For feeding infants, special formulas are used, which are provided free of charge in medical institutions. This food is almost completely free of lactose and is produced on the basis of other components (milk protein hydrolysate). Breastfeeding in the early stages is possible, but the mother must follow the strict recommendations of the attending physician.

It is necessary to understand that proteins are a necessity for a growing organism. This element cannot be completely excluded. In our country they produce such mixtures as “Aponti”, “Aphenilak”, “Analogue-SP”, which are saturated with peptides and free amino acids that help gastrointestinal tract digest food.

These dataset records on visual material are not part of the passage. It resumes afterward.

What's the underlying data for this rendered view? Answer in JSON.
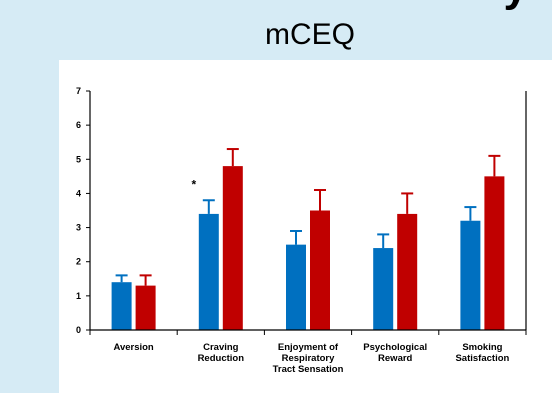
{
  "slide": {
    "title_fragment": "y",
    "chart_heading": "mCEQ"
  },
  "chart_data": {
    "type": "bar",
    "title": "mCEQ",
    "xlabel": "",
    "ylabel": "",
    "ylim": [
      0,
      7
    ],
    "yticks": [
      0,
      1,
      2,
      3,
      4,
      5,
      6,
      7
    ],
    "grid": false,
    "legend": "none",
    "categories": [
      [
        "Aversion"
      ],
      [
        "Craving",
        "Reduction"
      ],
      [
        "Enjoyment of",
        "Respiratory",
        "Tract Sensation"
      ],
      [
        "Psychological",
        "Reward"
      ],
      [
        "Smoking",
        "Satisfaction"
      ]
    ],
    "series": [
      {
        "color": "#0070c0",
        "values": [
          1.4,
          3.4,
          2.5,
          2.4,
          3.2
        ],
        "error_upper": [
          1.6,
          3.8,
          2.9,
          2.8,
          3.6
        ]
      },
      {
        "color": "#c00000",
        "values": [
          1.3,
          4.8,
          3.5,
          3.4,
          4.5
        ],
        "error_upper": [
          1.6,
          5.3,
          4.1,
          4.0,
          5.1
        ]
      }
    ],
    "annotations": [
      {
        "text": "*",
        "category_index": 1
      }
    ]
  }
}
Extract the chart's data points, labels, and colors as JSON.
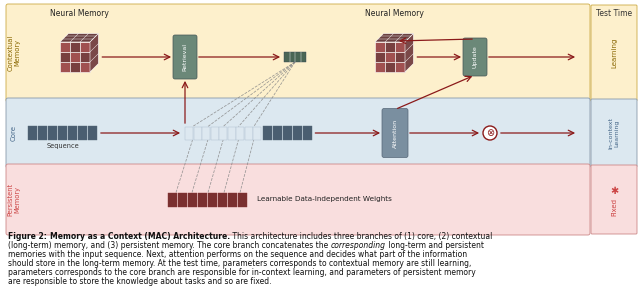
{
  "bg_color": "#ffffff",
  "fig_width": 6.4,
  "fig_height": 2.88,
  "band_colors": {
    "contextual": "#fdf0cc",
    "core": "#dce8f0",
    "persistent": "#f9dede"
  },
  "arrow_color": "#8b1a1a",
  "caption_lines": [
    [
      [
        "Figure 2: ",
        "bold"
      ],
      [
        "Memory as a Context (MAC) Architecture.",
        "bold"
      ],
      [
        " This architecture includes three branches of (1) core, (2) contextual",
        "normal"
      ]
    ],
    [
      [
        "(long-term) memory, and (3) persistent memory. The core branch concatenates the ",
        "normal"
      ],
      [
        "corresponding",
        "italic"
      ],
      [
        " long-term and persistent",
        "normal"
      ]
    ],
    [
      [
        "memories with the input sequence. Next, attention performs on the sequence and decides what part of the information",
        "normal"
      ]
    ],
    [
      [
        "should store in the long-term memory. At the test time, parameters corresponds to contextual memory are still learning,",
        "normal"
      ]
    ],
    [
      [
        "parameters corresponds to the core branch are responsible for in-context learning, and parameters of persistent memory",
        "normal"
      ]
    ],
    [
      [
        "are responsible to store the knowledge about tasks and so are fixed.",
        "normal"
      ]
    ]
  ]
}
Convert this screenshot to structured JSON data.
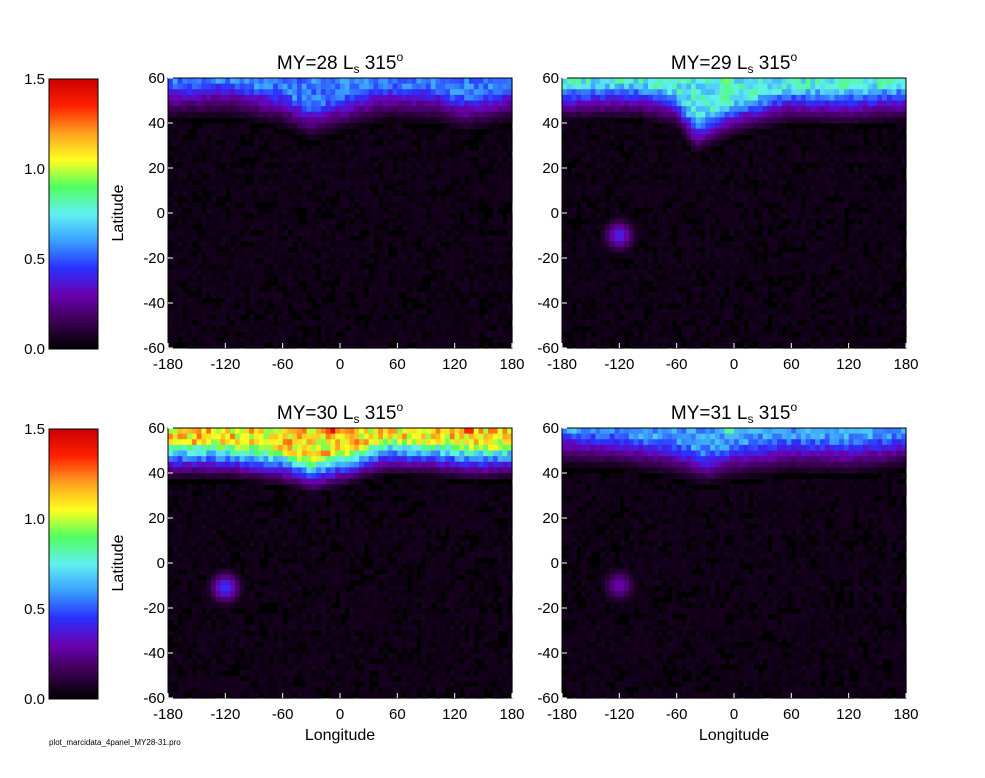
{
  "figure": {
    "footer": "plot_marcidata_4panel_MY28-31.pro"
  },
  "colorbar": {
    "ticks": [
      "0.0",
      "0.5",
      "1.0",
      "1.5"
    ],
    "range": [
      0,
      1.5
    ],
    "colormap": [
      "#000000",
      "#3a0050",
      "#6a00b0",
      "#2a30ff",
      "#3aa0ff",
      "#60f0f0",
      "#50ff60",
      "#ffff20",
      "#ffa020",
      "#ff2000",
      "#cc0000"
    ]
  },
  "chart_data": [
    {
      "type": "heatmap",
      "title": "MY=28 L",
      "title_sub": "s",
      "title_tail": " 315",
      "title_sup": "o",
      "xlabel": "",
      "ylabel": "Latitude",
      "xlim": [
        -180,
        180
      ],
      "ylim": [
        -60,
        60
      ],
      "xticks": [
        -180,
        -120,
        -60,
        0,
        60,
        120,
        180
      ],
      "yticks": [
        -60,
        -40,
        -20,
        0,
        20,
        40,
        60
      ],
      "zlim": [
        0,
        1.5
      ],
      "edge_profile": [
        {
          "lon": -180,
          "lat": 48
        },
        {
          "lon": -120,
          "lat": 50
        },
        {
          "lon": -60,
          "lat": 45
        },
        {
          "lon": -30,
          "lat": 39
        },
        {
          "lon": 0,
          "lat": 43
        },
        {
          "lon": 50,
          "lat": 48
        },
        {
          "lon": 100,
          "lat": 47
        },
        {
          "lon": 130,
          "lat": 43
        },
        {
          "lon": 180,
          "lat": 47
        }
      ],
      "cap_peak": 0.55,
      "hotspots": []
    },
    {
      "type": "heatmap",
      "title": "MY=29 L",
      "title_sub": "s",
      "title_tail": " 315",
      "title_sup": "o",
      "xlabel": "",
      "ylabel": "",
      "xlim": [
        -180,
        180
      ],
      "ylim": [
        -60,
        60
      ],
      "xticks": [
        -180,
        -120,
        -60,
        0,
        60,
        120,
        180
      ],
      "yticks": [
        -60,
        -40,
        -20,
        0,
        20,
        40,
        60
      ],
      "zlim": [
        0,
        1.5
      ],
      "edge_profile": [
        {
          "lon": -180,
          "lat": 48
        },
        {
          "lon": -100,
          "lat": 49
        },
        {
          "lon": -60,
          "lat": 45
        },
        {
          "lon": -40,
          "lat": 33
        },
        {
          "lon": 0,
          "lat": 41
        },
        {
          "lon": 60,
          "lat": 47
        },
        {
          "lon": 120,
          "lat": 46
        },
        {
          "lon": 180,
          "lat": 48
        }
      ],
      "cap_peak": 0.75,
      "hotspots": [
        {
          "lon": -8,
          "lat": 58,
          "value": 0.95
        },
        {
          "lon": 130,
          "lat": 58,
          "value": 0.85
        },
        {
          "lon": -120,
          "lat": -10,
          "value": 0.4
        }
      ]
    },
    {
      "type": "heatmap",
      "title": "MY=30 L",
      "title_sub": "s",
      "title_tail": " 315",
      "title_sup": "o",
      "xlabel": "Longitude",
      "ylabel": "Latitude",
      "xlim": [
        -180,
        180
      ],
      "ylim": [
        -60,
        60
      ],
      "xticks": [
        -180,
        -120,
        -60,
        0,
        60,
        120,
        180
      ],
      "yticks": [
        -60,
        -40,
        -20,
        0,
        20,
        40,
        60
      ],
      "zlim": [
        0,
        1.5
      ],
      "edge_profile": [
        {
          "lon": -180,
          "lat": 45
        },
        {
          "lon": -120,
          "lat": 45
        },
        {
          "lon": -60,
          "lat": 42
        },
        {
          "lon": -30,
          "lat": 38
        },
        {
          "lon": 0,
          "lat": 41
        },
        {
          "lon": 50,
          "lat": 47
        },
        {
          "lon": 100,
          "lat": 46
        },
        {
          "lon": 140,
          "lat": 44
        },
        {
          "lon": 180,
          "lat": 45
        }
      ],
      "cap_peak": 1.1,
      "hotspots": [
        {
          "lon": -8,
          "lat": 60,
          "value": 1.5
        },
        {
          "lon": 135,
          "lat": 60,
          "value": 1.45
        },
        {
          "lon": 160,
          "lat": 60,
          "value": 1.35
        },
        {
          "lon": -120,
          "lat": -11,
          "value": 0.45
        }
      ]
    },
    {
      "type": "heatmap",
      "title": "MY=31 L",
      "title_sub": "s",
      "title_tail": " 315",
      "title_sup": "o",
      "xlabel": "Longitude",
      "ylabel": "",
      "xlim": [
        -180,
        180
      ],
      "ylim": [
        -60,
        60
      ],
      "xticks": [
        -180,
        -120,
        -60,
        0,
        60,
        120,
        180
      ],
      "yticks": [
        -60,
        -40,
        -20,
        0,
        20,
        40,
        60
      ],
      "zlim": [
        0,
        1.5
      ],
      "edge_profile": [
        {
          "lon": -180,
          "lat": 50
        },
        {
          "lon": -120,
          "lat": 49
        },
        {
          "lon": -60,
          "lat": 45
        },
        {
          "lon": -30,
          "lat": 41
        },
        {
          "lon": 0,
          "lat": 44
        },
        {
          "lon": 60,
          "lat": 47
        },
        {
          "lon": 120,
          "lat": 46
        },
        {
          "lon": 180,
          "lat": 49
        }
      ],
      "cap_peak": 0.6,
      "hotspots": [
        {
          "lon": -5,
          "lat": 60,
          "value": 0.9
        },
        {
          "lon": -120,
          "lat": -10,
          "value": 0.3
        }
      ]
    }
  ]
}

Permitted and prohibited products

Medical nutrition for patients with phenylketonuria is developed by specialized specialists taking into account individual characteristics patient, age, gender. It is important to remember that without good nutrition normal development body is impossible. Therefore, the diet of children and adolescents must be saturated with vitamins (B6, B1, C) and amino acids.

Due to protein restriction, daily menu should be increased by 20-30% and saturated with products containing magnesium, calcium, iron, folic acid. A small person should receive all these elements from special complexes and additional medications.

Sample menu for a child's day over 5 years old:

  • breakfast: mixed vegetables, sweet tea, juice;
  • morning snack: sago pudding, mineral water;
  • lunch: vegetarian cabbage soup, mashed potatoes With vegetable oil, plum juice;
  • afternoon snack: sweet fruits;
  • dinner: vinaigrette, corn bread, honey, tea.

This diet is not suitable for all sick children. Therapeutic nutrition for pheniketonuria is developed by a nutritionist based on individual indicators. But even from our example it is clear that compiling varied menu Maybe. Restrictions are necessary, but proper therapy the disease is highly treatable.